Written by: David Butler

The last of the visitors had left. I was reaching for my coat when I felt Rita’s hand stay my arm. She waited for the front-door to click. ‘Jack,’ she murmured, though the house was now quite empty. ‘You were his best friend.’

A foreboding of what was to follow made me look past her, to where light glimmered off the dark mahogany.If that was true, it was a sobering thought. Earlier I’d stood long at the coffin, emotions as inert, as finally improbable, as the waxen features inside it. I hadn’t seen Ronnie Walsh in the four years since their marriage. Although I’d been best-man, we’d both known that honour was already an anachronism.We’d been close in school, less so in university.

With the guests gone, shadows had begun to inhabit the living-room. The furniture had taken on the disturbing quality of an orphaned shoe or glove.‘Jack, I have to know.’ She’d moved to the head of the coffin, her fingers not six inches from the lurid forehead. She was looking down, her face impossible to read. ‘What exactly happened on the stag? He’d never say.’

In that instant four years were abolished. I was back in St Malo, two in the morning, under the great ramparts, Ronnie sitting in the wet sand, his back pressed to the city walls, face bloodied and shirt torn open.

I shook my head. ‘Nothing happened.’

‘All I know is, when he came back he’d changed.’ Her voice turned an accusatory edge. ‘He was never the same Ronan I’d known, after.’ She poured two careful drinks, advanced deliberately,pressed one into my hand.‘You have to tell me. Please.’

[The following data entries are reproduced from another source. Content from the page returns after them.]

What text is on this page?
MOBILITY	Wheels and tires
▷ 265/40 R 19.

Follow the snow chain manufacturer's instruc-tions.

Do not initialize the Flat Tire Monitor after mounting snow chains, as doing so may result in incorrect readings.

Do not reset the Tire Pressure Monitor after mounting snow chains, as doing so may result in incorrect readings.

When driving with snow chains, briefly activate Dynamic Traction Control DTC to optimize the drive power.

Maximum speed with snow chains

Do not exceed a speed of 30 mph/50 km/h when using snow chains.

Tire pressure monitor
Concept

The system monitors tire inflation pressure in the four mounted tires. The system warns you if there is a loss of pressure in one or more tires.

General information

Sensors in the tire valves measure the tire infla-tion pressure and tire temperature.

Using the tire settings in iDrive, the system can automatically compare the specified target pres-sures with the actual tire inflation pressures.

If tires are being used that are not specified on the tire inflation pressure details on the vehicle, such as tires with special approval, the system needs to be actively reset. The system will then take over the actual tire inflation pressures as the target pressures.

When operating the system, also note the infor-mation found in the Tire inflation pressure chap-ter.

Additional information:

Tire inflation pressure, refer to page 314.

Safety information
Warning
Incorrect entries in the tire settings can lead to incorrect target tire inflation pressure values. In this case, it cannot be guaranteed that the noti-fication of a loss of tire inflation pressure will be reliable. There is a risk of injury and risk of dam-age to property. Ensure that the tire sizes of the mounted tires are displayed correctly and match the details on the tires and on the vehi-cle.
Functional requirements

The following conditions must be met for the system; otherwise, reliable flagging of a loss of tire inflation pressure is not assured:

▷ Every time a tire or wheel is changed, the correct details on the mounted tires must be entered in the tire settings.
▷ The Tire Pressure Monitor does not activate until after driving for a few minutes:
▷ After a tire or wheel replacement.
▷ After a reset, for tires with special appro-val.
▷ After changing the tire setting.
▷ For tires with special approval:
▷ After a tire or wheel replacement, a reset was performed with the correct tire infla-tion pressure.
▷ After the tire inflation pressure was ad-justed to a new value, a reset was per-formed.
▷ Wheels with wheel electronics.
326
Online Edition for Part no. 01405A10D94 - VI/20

‘Rita…’ I again looked toward the black carapace in which was laid out the suicide, if that’s what he was.The Guards ‘weren’t looking for anyone else in connection with the death.’Ronnie’d had what they term ‘history’. But what autopsy can disclose a state of mind?

I took the gin-and-tonic in one go, but held it long in the mouth before swallowing. I then slapped the glass on the piano, wanting to be the hell out of there. ‘There’s nothing to tell.’

She placed her drink, untouched, beside the empty glass. The manoeuvre allowed her to block my path to the door. ‘Was he with someone, is that it?’ I didn’t answer, but a sound escaped, halfway between a gasp and a guffaw. Instantly her fists struck hard at my chest. I grabbed them, astonished at the fury with which her eyes flashed. ‘I know he was with someone! Christ!’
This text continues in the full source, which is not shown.